Limitations of our study include potential exposure misclassification error due to estimates only at mother’s residence at delivery, without details on maternal residential mobility during pregnancy, place and type of work, variation in indoor/outdoor activity, or building characteristics, including floor of residence. The fact that a substantive fraction of the mothers in this study were foreign born leaves some uncertainty regarding the influence of spatial variation of air pollution on the baseline health of these mothers.
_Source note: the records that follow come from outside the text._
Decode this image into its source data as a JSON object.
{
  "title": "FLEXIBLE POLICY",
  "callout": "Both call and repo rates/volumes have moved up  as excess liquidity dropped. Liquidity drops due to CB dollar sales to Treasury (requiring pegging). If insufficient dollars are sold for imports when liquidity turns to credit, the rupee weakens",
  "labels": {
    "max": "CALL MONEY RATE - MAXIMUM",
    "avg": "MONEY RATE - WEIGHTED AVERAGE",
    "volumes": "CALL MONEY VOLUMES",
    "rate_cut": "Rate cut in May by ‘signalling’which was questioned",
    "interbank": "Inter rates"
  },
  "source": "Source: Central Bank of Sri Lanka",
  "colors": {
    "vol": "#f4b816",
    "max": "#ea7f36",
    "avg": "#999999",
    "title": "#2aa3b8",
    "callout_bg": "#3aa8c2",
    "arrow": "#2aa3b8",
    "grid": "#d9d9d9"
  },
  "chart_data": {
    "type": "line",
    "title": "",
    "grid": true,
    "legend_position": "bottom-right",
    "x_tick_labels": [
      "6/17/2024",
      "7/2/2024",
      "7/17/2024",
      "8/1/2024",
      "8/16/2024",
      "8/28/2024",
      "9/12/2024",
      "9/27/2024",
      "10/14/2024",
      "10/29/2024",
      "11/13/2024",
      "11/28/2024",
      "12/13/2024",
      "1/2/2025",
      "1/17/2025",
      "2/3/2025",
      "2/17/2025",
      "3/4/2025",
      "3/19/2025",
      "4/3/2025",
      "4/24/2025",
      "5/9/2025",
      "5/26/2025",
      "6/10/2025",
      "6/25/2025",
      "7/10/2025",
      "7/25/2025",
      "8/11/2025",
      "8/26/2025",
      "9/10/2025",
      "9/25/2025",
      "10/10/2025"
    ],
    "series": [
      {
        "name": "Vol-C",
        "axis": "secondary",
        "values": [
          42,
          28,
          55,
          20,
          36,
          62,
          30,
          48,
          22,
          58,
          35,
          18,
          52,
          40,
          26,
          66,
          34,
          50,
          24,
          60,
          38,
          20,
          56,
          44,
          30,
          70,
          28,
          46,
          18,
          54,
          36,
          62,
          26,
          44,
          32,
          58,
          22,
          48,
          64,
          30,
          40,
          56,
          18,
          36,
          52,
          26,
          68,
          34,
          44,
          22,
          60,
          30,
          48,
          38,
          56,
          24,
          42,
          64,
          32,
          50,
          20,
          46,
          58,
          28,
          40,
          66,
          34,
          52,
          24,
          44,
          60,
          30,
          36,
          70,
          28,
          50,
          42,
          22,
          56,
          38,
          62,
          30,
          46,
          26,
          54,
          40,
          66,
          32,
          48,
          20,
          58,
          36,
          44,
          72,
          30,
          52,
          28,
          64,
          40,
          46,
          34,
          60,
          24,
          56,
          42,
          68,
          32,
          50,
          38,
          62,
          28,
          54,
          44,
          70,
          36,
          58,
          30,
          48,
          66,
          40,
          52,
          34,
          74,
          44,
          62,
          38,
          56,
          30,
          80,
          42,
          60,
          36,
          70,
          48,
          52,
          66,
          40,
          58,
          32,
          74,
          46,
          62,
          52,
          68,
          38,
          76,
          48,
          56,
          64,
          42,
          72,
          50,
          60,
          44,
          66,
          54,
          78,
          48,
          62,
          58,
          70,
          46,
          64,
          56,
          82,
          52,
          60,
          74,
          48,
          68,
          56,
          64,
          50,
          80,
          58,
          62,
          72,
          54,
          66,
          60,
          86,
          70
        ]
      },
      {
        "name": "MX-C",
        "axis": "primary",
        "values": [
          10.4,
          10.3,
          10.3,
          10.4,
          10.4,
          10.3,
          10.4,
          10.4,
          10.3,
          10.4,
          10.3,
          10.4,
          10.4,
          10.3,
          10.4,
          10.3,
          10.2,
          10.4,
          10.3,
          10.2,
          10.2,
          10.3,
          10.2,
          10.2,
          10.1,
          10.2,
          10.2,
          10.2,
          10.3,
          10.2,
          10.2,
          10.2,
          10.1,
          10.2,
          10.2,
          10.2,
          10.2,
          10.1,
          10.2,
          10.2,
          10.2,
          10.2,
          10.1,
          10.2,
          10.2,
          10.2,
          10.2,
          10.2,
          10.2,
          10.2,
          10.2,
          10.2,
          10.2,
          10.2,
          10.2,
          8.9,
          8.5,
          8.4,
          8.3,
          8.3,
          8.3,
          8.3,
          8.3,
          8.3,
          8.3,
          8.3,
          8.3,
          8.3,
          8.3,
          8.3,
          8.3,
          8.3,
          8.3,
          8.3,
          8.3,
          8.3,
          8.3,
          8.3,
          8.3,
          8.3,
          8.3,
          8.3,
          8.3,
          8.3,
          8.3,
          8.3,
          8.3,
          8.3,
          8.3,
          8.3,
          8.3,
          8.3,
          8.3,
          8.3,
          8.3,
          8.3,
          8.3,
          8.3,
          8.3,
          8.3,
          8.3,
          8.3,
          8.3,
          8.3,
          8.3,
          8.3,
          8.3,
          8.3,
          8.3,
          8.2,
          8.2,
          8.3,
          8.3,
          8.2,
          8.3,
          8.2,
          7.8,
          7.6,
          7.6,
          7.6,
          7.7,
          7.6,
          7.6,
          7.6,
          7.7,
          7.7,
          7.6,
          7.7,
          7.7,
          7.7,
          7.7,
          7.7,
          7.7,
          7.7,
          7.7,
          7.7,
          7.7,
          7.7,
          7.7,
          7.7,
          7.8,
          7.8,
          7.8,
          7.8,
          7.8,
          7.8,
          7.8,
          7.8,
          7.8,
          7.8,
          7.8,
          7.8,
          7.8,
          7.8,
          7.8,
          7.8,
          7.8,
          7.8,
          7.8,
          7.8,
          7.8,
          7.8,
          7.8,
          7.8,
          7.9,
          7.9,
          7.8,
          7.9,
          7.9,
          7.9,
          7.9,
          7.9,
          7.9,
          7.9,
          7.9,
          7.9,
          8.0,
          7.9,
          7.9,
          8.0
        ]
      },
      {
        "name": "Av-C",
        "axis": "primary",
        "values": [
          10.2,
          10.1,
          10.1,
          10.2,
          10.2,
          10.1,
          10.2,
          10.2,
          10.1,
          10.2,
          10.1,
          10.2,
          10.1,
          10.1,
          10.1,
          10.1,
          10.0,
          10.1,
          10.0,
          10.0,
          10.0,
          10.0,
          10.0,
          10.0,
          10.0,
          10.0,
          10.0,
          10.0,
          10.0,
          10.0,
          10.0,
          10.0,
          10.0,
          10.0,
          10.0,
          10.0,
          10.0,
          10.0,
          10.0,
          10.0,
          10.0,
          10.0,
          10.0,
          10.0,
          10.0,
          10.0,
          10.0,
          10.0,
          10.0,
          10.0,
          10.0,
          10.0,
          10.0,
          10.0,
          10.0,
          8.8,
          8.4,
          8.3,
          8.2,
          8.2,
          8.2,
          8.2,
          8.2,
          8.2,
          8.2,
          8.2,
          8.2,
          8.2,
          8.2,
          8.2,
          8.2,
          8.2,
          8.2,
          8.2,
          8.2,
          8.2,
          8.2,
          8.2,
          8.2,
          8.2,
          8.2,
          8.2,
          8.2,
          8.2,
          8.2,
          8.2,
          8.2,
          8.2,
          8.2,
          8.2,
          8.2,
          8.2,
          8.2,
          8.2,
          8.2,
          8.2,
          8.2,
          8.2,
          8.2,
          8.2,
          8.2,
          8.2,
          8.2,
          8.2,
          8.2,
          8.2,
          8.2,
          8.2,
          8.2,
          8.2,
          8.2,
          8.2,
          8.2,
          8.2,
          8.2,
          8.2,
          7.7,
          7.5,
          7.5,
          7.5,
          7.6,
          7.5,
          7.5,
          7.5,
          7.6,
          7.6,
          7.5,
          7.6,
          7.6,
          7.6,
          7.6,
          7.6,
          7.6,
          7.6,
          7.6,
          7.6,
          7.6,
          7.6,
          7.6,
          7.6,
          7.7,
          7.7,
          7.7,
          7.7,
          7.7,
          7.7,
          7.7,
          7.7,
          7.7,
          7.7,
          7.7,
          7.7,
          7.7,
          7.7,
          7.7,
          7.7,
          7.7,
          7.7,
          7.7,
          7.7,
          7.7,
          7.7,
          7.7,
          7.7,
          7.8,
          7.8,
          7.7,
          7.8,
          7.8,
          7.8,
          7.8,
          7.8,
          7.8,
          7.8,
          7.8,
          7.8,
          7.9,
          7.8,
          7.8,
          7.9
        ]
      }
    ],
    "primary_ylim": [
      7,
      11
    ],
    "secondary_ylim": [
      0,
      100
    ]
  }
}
We were also unable to address all known confounders, including noise and environmental tobacco smoke.
Overall, our results do not provide evidence supporting an association between exposure to PM2.5 or NO2 and increased numbers of preterm births. The negative association we observed appears to have been confounded by hospital characteristics, which covary with pollutant levels of the patients seen at different hospitals in New York City.